PPATK menyatakan dengan disahkannya Perpres No 13/2018 maka perusahaan yang melakukan praktek pencucian uang dapat dipidanakan
(SPN News) Jakarta, Pusat Pelaporan dan Analisis Transaksi Keuangan (PPTK) menilai para pelaku kejahatan sering mendirikan korporasi untuk melakukan tindak pencucian uang dari hasil kejahatannya.
Para pelaku juga dinilai memanfaatkan korporasi untuk menyembunyikan identitas mereka.
“Koorporasi sering kali digunakan oleh pelaku tindak pidana untuk menyembunyikan dan menyamarkan identitas pelaku dan hasil tindak pidana. Koorporasi juga dimanfaatkan pelaku tindak pidana sebagai kendaraan atau media pencucian uang,” kata Kepala PPATK Kiagus Ahmad Badaruddin dalam sebuah seminar di Kemayoran, Jakarta Pusat, (27/3).
Untuk mencegah tindak pidana tersebut, kata Kiagus, PPATK melakukan kerjasama dan koordinasi dengan beberapa lembaga seperti KPK, OJK, dan Bank Indonesia.

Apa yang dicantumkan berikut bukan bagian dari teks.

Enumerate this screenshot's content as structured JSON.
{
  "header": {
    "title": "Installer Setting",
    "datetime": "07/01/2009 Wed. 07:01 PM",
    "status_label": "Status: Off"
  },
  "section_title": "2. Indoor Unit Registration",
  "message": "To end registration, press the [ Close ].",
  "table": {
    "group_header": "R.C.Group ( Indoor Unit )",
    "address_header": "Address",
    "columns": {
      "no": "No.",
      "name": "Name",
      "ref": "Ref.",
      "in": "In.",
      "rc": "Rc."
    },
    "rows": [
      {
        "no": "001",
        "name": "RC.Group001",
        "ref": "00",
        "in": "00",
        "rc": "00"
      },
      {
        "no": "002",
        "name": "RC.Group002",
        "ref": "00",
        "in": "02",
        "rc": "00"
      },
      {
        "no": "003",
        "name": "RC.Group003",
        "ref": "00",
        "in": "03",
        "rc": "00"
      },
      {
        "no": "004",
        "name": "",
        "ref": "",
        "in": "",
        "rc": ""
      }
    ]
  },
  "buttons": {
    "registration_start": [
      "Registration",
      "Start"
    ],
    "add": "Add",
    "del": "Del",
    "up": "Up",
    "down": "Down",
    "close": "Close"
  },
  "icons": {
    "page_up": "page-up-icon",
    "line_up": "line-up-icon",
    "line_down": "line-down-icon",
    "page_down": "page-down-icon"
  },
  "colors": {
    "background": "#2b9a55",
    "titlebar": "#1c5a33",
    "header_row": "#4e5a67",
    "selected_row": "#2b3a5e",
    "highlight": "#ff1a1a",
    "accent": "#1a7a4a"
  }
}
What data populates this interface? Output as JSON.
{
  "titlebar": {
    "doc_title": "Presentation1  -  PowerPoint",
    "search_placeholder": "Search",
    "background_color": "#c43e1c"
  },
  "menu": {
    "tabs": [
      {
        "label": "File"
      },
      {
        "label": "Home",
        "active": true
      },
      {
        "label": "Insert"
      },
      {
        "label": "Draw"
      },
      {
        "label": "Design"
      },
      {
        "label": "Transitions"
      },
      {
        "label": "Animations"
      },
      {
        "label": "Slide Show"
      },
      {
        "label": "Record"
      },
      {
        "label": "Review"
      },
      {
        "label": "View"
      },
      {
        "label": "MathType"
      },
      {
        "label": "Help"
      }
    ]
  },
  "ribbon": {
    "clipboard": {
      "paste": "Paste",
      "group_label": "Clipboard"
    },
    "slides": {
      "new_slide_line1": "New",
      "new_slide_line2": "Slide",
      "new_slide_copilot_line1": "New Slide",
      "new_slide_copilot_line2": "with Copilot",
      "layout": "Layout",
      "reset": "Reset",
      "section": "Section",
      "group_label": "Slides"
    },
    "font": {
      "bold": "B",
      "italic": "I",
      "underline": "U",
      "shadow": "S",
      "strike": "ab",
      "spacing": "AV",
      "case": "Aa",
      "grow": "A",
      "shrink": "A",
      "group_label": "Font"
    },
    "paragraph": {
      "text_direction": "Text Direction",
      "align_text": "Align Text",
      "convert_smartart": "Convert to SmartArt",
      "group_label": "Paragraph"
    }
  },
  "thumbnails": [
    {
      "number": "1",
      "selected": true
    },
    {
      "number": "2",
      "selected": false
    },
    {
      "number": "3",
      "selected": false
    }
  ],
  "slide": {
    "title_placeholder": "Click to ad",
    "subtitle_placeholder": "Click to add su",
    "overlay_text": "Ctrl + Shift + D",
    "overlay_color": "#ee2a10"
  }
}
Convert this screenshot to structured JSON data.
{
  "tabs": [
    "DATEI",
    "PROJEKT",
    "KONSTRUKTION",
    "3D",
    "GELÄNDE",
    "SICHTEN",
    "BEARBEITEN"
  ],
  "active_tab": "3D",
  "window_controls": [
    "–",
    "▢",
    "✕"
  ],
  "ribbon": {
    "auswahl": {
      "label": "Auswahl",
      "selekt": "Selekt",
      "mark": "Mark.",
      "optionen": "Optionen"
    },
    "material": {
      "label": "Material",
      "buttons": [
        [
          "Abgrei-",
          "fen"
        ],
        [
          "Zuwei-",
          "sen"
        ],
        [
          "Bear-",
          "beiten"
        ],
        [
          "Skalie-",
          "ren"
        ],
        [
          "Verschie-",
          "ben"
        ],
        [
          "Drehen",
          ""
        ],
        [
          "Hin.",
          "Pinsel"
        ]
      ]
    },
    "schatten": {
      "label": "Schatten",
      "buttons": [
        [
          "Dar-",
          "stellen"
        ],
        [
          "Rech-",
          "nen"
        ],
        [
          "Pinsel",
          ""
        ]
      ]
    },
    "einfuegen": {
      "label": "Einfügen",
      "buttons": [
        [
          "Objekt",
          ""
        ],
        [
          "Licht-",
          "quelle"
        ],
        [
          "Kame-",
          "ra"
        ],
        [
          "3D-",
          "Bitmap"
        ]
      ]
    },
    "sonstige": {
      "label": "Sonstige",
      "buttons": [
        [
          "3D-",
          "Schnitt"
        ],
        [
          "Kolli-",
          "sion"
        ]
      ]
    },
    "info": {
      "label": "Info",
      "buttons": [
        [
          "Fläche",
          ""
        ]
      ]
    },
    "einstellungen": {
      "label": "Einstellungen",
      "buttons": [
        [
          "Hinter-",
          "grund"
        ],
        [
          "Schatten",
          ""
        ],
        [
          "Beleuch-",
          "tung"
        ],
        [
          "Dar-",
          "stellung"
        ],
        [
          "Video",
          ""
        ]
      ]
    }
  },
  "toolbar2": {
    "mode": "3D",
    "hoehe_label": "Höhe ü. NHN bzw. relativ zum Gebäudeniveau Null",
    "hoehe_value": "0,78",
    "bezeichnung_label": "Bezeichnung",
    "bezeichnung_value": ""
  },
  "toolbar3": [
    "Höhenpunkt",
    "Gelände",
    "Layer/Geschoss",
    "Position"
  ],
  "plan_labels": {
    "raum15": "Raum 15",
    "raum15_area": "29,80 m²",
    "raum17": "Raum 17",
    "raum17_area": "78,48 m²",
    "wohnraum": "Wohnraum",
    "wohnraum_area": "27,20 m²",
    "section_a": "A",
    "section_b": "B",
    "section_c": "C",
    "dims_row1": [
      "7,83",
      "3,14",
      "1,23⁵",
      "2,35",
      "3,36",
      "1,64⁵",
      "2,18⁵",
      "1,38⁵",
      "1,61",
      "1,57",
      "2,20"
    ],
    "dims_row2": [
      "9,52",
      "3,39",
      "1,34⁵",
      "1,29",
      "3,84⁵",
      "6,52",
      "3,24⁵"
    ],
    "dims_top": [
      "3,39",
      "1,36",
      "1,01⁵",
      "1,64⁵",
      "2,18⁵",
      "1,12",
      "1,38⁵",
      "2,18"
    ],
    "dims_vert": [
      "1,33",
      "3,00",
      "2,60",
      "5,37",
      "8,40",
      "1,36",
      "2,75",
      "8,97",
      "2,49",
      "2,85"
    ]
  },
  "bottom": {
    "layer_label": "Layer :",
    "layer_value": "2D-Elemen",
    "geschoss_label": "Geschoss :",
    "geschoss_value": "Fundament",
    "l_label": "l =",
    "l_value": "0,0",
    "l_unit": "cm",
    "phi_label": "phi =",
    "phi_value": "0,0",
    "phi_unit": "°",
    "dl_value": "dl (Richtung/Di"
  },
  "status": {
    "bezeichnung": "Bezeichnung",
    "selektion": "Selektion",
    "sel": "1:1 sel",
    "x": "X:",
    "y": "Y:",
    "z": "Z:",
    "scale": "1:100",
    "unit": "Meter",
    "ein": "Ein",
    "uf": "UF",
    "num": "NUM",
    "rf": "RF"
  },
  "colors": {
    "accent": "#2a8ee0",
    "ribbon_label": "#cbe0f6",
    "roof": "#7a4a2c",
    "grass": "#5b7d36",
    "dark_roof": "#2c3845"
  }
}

“Koordinasinya sama seperti selama ini yang kita lakukan. Ini kan ada lembaga pengawas pengatur seperti OJK dalam hal perbankan, penyedia jasa keuangan baik perbankan maupun nonbank,” ujarnya.
Kiagus mengatakan ancaman tindak pidana korupsi yang dilakukan korporasi juga lebih tinggi dibandingkan perorangan. Nilai ancaman yang dilakukan korporasi sebesar 7,1 dan perorangan 6,74.
“Terindikasi bahwa tingkat ancaman tindak pidana uang yang dilakukan korporasi lebih tinggi dengan nilai ancaman sebesar 7,1 dibandingkan dengan ancaman yang dilakukan perorangan dengan nilai ancaman 6,74, ” ucap Kiagus.
Menurutnya, dengan adanya Perpres Nomor 13/2018 itu, terutama mengenai transparansi pemilik manfaat dalam suatu korporasi akan mencegah tindak pencucian uang atau pendanaan tindak pidana yang terjadi melalui korporasi ataupun perorangan.
“Dengan Perpres Nomor 13/2018 ini akan mendorong terwujudnya korporasi yang berintegrasi dan jauh dari tindak pidana pencucian uang di Indonesia,” ucap Kiagus.